Highest paramilitary rank of the Hitler Youth

Reichsjugendführer ("National Youth Leader") was the highest paramilitary rank of the Hitler Youth. On 30 October 1931, Hitler appointed Baldur von Schirach as the Reich Youth Leader of the Nazi Party. In 1933, after the Nazi seizure of state power, all youth organizations in Germany were brought under Schirach's control and he was designated the Jugendführer des Deutschen Reiches on 17 June. When Schirach was named Gauleiter of the Reichsgau Vienna on 8 August 1940, Artur Axmann succeeded him as Reichsjugendführer. Axmann had served as Schirach's deputy since 1 May 1940.

==List==

| No. | Portrait | Reichsjugendführer | Took office | Left office | Time in office |
|---|---|---|---|---|---|
| 1 | Baldur von Schirach | Baldur von Schirach (1907–1974) | 30 October 1931 | 8 August 1940 | 8 years, 283 days |
| 2 | Artur Axmann | Artur Axmann (1913–1996) | 8 August 1940 | 8 May 1945 | 5 years, 7 days |

==Post-war==
With the surrender of Nazi Germany, the Hitler Youth was disbanded by Allied authorities as part of the denazification process.
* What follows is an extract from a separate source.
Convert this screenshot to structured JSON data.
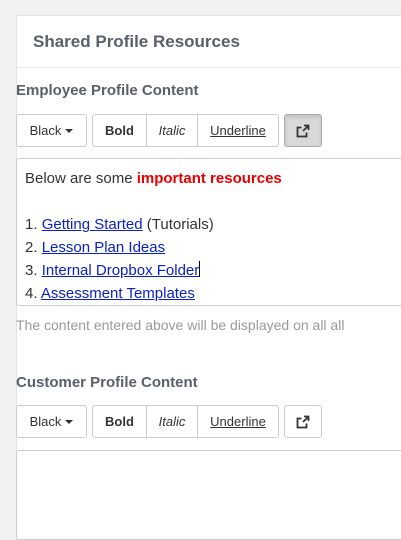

Both Schirach and Axmann were condemned as war criminals by the leading Allied Powers after the end of the Second World War in Europe, in particular for the role the two played in corrupting the minds of children. Schirach was sentenced to 20 years in prison. Axmann received only a 39-month prison sentence in May 1949. Later, in 1958, a West Berlin court fined Axman 35,000 marks (approximately £3,000, or US$8,300), about half the value of his property in Berlin. The court found him guilty of indoctrinating German youth with National Socialism until the end of the war.